Laboratory of Water, Energy and Environment (Lab 3E), Sfax National School of Engineering, University of Sfax, Sfax, Tunisia.
LIRIS, UMR 5205, University of Lyon 1, Villeurbanne, France.
Sci Total Environ. 2020 May 1;715:136991. doi: 10.1016/j.scitotenv.2020.136991. Epub 2020 Jan 28.
Air pollution is considered one of the biggest threats for the ecological system and human existence. Therefore, air quality monitoring has become a necessity in urban and industrial areas. Recently, the emergence of Machine Learning techniques justifies the application of statistical approaches for environmental modeling, especially in air quality forecasting. In this context, we propose a novel feature ranking method, termed as Ensemble of Regressor Chains-guided Feature Ranking (ERCFR) to forecast multiple air pollutants simultaneously over two cities. This approach is based on a combination of one of the most powerful ensemble methods for Multi-Target Regression problems (Ensemble of Regressor Chains) and the Random Forest permutation importance measure. Thus, feature selection allowed the model to obtain the best results with a restricted subset of features. The experimental results reveal the superiority of the proposed approach compared to other state-of-the-art methods, although some cautions have to be considered to improve the runtime performance and to decrease its sensitivity over extreme and outlier values.

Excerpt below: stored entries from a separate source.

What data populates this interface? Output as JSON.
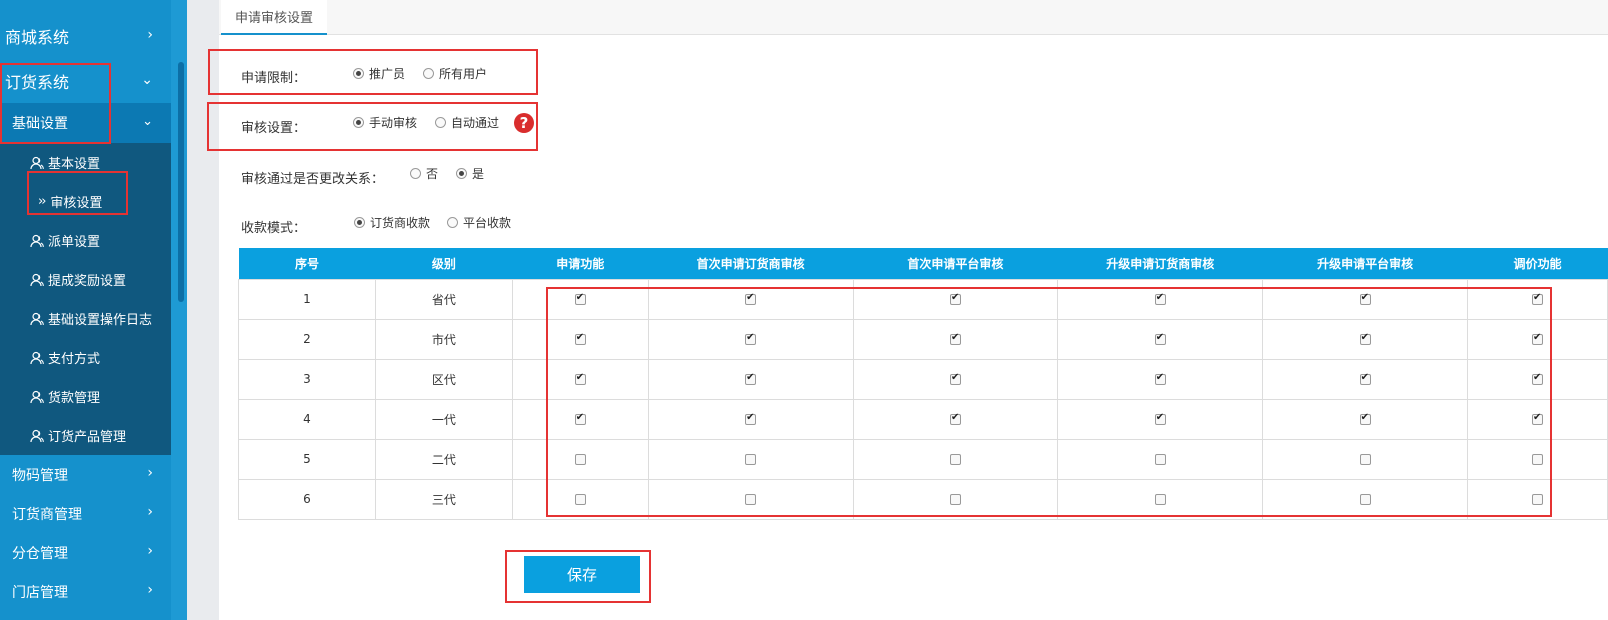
{
  "sidebar": {
    "top_items": [
      {
        "label": "商城系统",
        "icon": "chevron-right-icon"
      },
      {
        "label": "订货系统",
        "icon": "chevron-down-icon"
      }
    ],
    "sub_header": {
      "label": "基础设置",
      "icon": "chevron-down-icon"
    },
    "sub_items": [
      {
        "label": "基本设置",
        "icon": "user-icon"
      },
      {
        "label": "审核设置",
        "icon": "double-chevron-right-icon",
        "active": true
      },
      {
        "label": "派单设置",
        "icon": "user-icon"
      },
      {
        "label": "提成奖励设置",
        "icon": "user-icon"
      },
      {
        "label": "基础设置操作日志",
        "icon": "user-icon"
      },
      {
        "label": "支付方式",
        "icon": "user-icon"
      },
      {
        "label": "货款管理",
        "icon": "user-icon"
      },
      {
        "label": "订货产品管理",
        "icon": "user-icon"
      }
    ],
    "sections": [
      {
        "label": "物码管理"
      },
      {
        "label": "订货商管理"
      },
      {
        "label": "分仓管理"
      },
      {
        "label": "门店管理"
      }
    ]
  },
  "tab": {
    "label": "申请审核设置"
  },
  "form": {
    "apply_limit": {
      "label": "申请限制：",
      "options": [
        "推广员",
        "所有用户"
      ],
      "selected": 0
    },
    "review": {
      "label": "审核设置：",
      "options": [
        "手动审核",
        "自动通过"
      ],
      "selected": 0,
      "help": "?"
    },
    "change_relation": {
      "label": "审核通过是否更改关系：",
      "options": [
        "否",
        "是"
      ],
      "selected": 1
    },
    "payment_mode": {
      "label": "收款模式：",
      "options": [
        "订货商收款",
        "平台收款"
      ],
      "selected": 0
    }
  },
  "table": {
    "headers": [
      "序号",
      "级别",
      "申请功能",
      "首次申请订货商审核",
      "首次申请平台审核",
      "升级申请订货商审核",
      "升级申请平台审核",
      "调价功能"
    ],
    "rows": [
      {
        "no": "1",
        "level": "省代",
        "checks": [
          true,
          true,
          true,
          true,
          true,
          true
        ]
      },
      {
        "no": "2",
        "level": "市代",
        "checks": [
          true,
          true,
          true,
          true,
          true,
          true
        ]
      },
      {
        "no": "3",
        "level": "区代",
        "checks": [
          true,
          true,
          true,
          true,
          true,
          true
        ]
      },
      {
        "no": "4",
        "level": "一代",
        "checks": [
          true,
          true,
          true,
          true,
          true,
          true
        ]
      },
      {
        "no": "5",
        "level": "二代",
        "checks": [
          false,
          false,
          false,
          false,
          false,
          false
        ]
      },
      {
        "no": "6",
        "level": "三代",
        "checks": [
          false,
          false,
          false,
          false,
          false,
          false
        ]
      }
    ]
  },
  "save_label": "保存",
  "colors": {
    "sidebar": "#1591cc",
    "subpanel": "#10587f",
    "accent": "#0aa0df",
    "highlight": "#e53333"
  }
}
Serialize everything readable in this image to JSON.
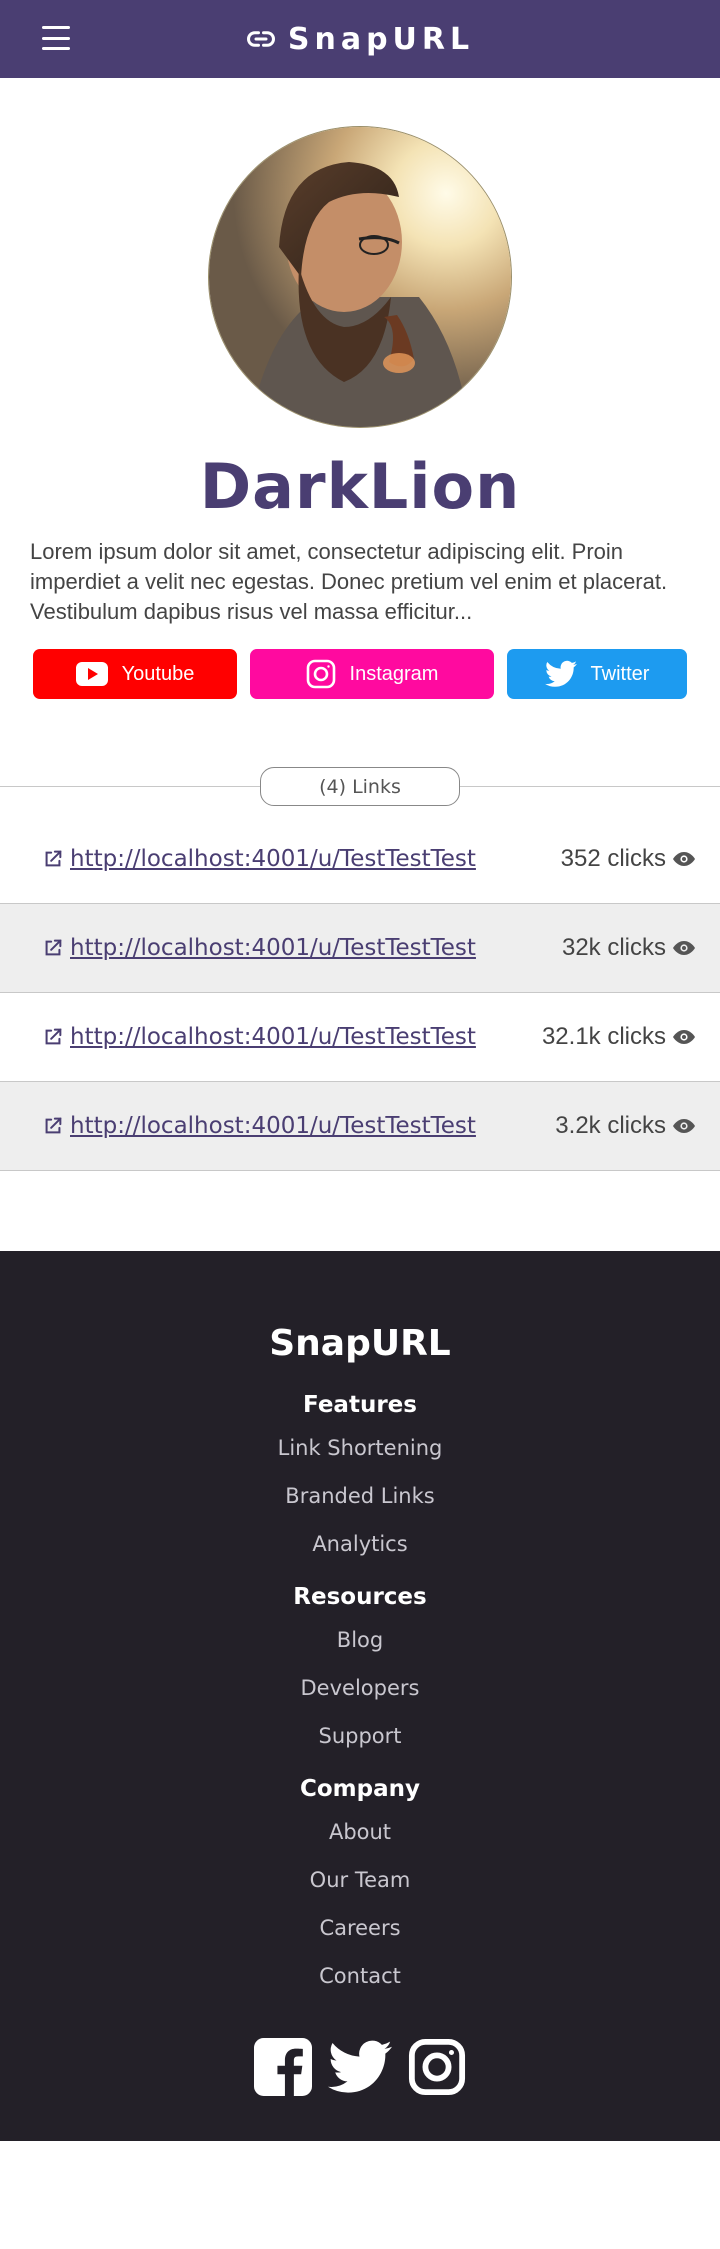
{
  "header": {
    "brand": "SnapURL",
    "menu_icon": "hamburger-menu-icon",
    "brand_icon": "link-chain-icon"
  },
  "profile": {
    "username": "DarkLion",
    "bio": "Lorem ipsum dolor sit amet, consectetur adipiscing elit. Proin imperdiet a velit nec egestas. Donec pretium vel enim et placerat. Vestibulum dapibus risus vel massa efficitur..."
  },
  "socials": {
    "youtube": {
      "label": "Youtube",
      "color": "#ff0000"
    },
    "instagram": {
      "label": "Instagram",
      "color": "#ff0a9f"
    },
    "twitter": {
      "label": "Twitter",
      "color": "#1d9bf0"
    }
  },
  "links": {
    "count_label": "(4) Links",
    "items": [
      {
        "url": "http://localhost:4001/u/TestTestTest",
        "clicks": "352 clicks"
      },
      {
        "url": "http://localhost:4001/u/TestTestTest",
        "clicks": "32k clicks"
      },
      {
        "url": "http://localhost:4001/u/TestTestTest",
        "clicks": "32.1k clicks"
      },
      {
        "url": "http://localhost:4001/u/TestTestTest",
        "clicks": "3.2k clicks"
      }
    ]
  },
  "footer": {
    "brand": "SnapURL",
    "groups": [
      {
        "heading": "Features",
        "links": [
          "Link Shortening",
          "Branded Links",
          "Analytics"
        ]
      },
      {
        "heading": "Resources",
        "links": [
          "Blog",
          "Developers",
          "Support"
        ]
      },
      {
        "heading": "Company",
        "links": [
          "About",
          "Our Team",
          "Careers",
          "Contact"
        ]
      }
    ]
  },
  "colors": {
    "primary": "#4a3e72",
    "footer_bg": "#232028",
    "row_alt": "#eeeeee"
  }
}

空气污染被认为是对生态系统和人类生存的最大威胁之一。因此,空气质量监测已成为城市和工业区的必要措施。最近,机器学习技术的出现证明了统计方法在环境建模中的应用是合理的,特别是在空气质量预测方面。在这种情况下,我们提出了一种新的特征排序方法,称为基于回归链集成引导特征排序的方法(简称 ERCFR),用于同时预测两个城市的多种空气污染物。该方法基于多目标回归问题中最强大的集成方法之一(回归链集成)和随机森林排列重要性度量的组合。因此,特征选择允许模型使用特征的受限子集获得最佳结果。实验结果表明,与其他最先进的方法相比,所提出的方法具有优越性,尽管需要注意一些事项来提高运行时性能并降低其对极端值和异常值的敏感性。